'It' doesn't refer to anything. It's being used as a dummy pronoun.
From that article:
A dummy pronoun, also called an expletive pronoun or pleonastic pronoun, is a pronoun used for syntax without adding further meaning. An example is the "it" in "it is raining".
Dummy pronouns are used in many Germanic languages such as English. Pronoun-dropping languages such as Spanish, Portuguese, Chinese, and Turkish do not require dummy pronouns.
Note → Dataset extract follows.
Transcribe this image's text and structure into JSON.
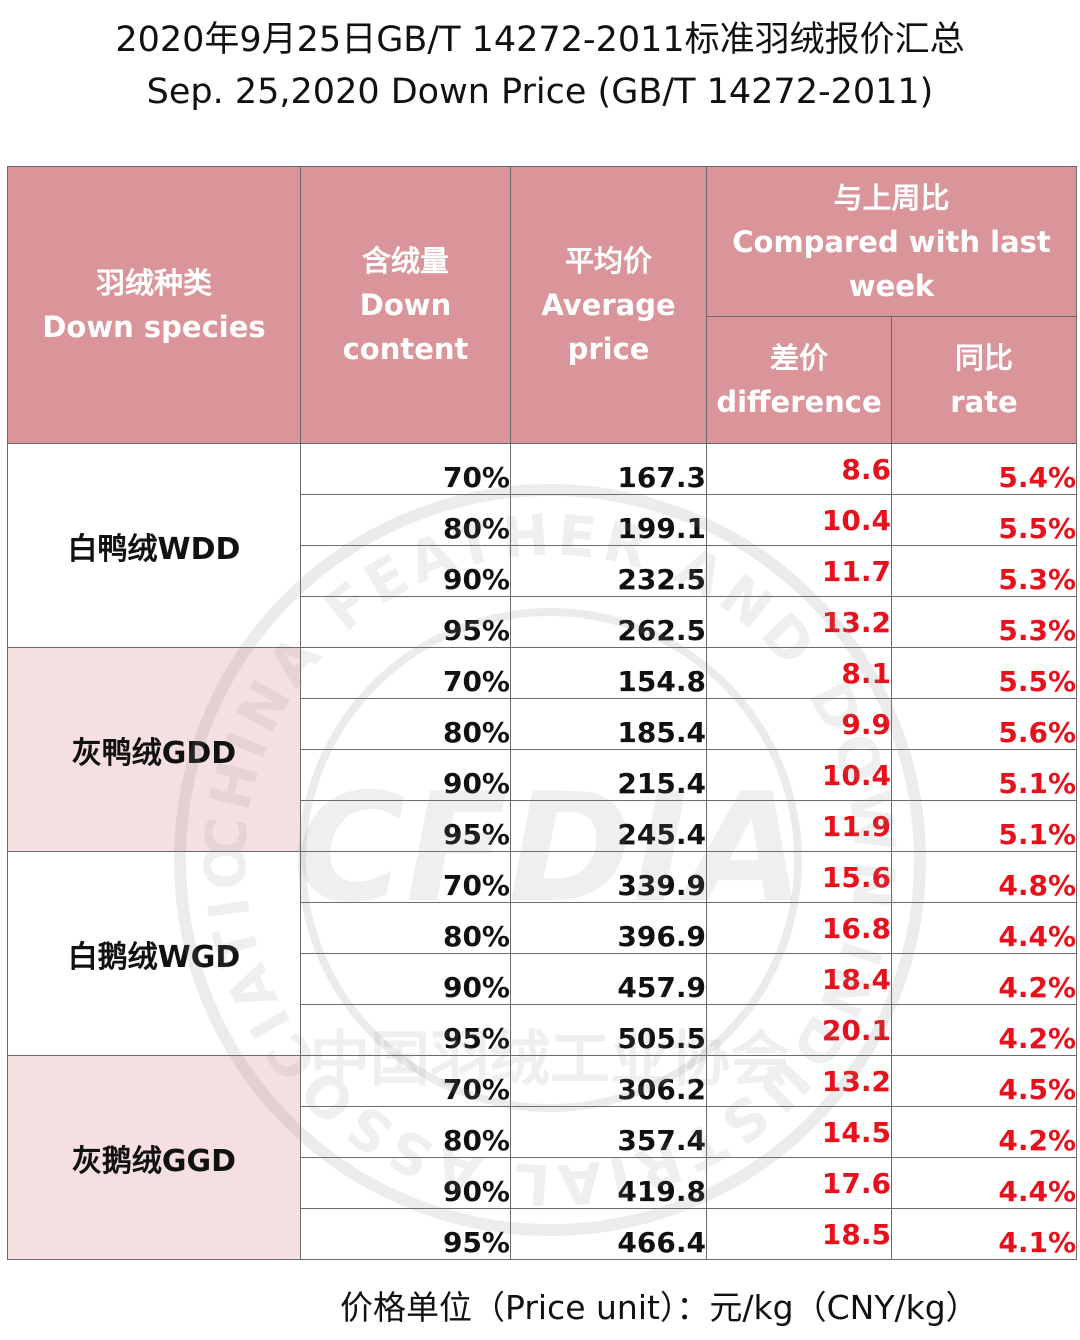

A dummy pronoun is used when a particular verb argument (or preposition) is nonexistent (it could also be unknown, irrelevant, already understood, or otherwise "not to be spoken of directly"), but when a reference to the argument (a pronoun) is nevertheless syntactically required. For instance, in the phrase, It is obvious that the violence will continue, it is a dummy pronoun, not referring to any agent. Unlike a regular pronoun of English, it cannot be replaced by any noun phrase (except for, rhetorically permitting, something like 'the state of affairs' or 'the fact of the matter'.)
So, the 'it' in that sentence could be considered to be referring to the general state of affairs or situation. You could rephrase it like this:
Certainly, there is some disagreement about that, but most people characterize the current situation such that we want judges who are not judicially activist.
Or, you could just drop all that:
Certainly, there is some disagreement about that, but most people want judges who are not judicially activist.
Except that now it is the speaker characterizing the current situation, rather than him characterizing most people as characterizing the current situation.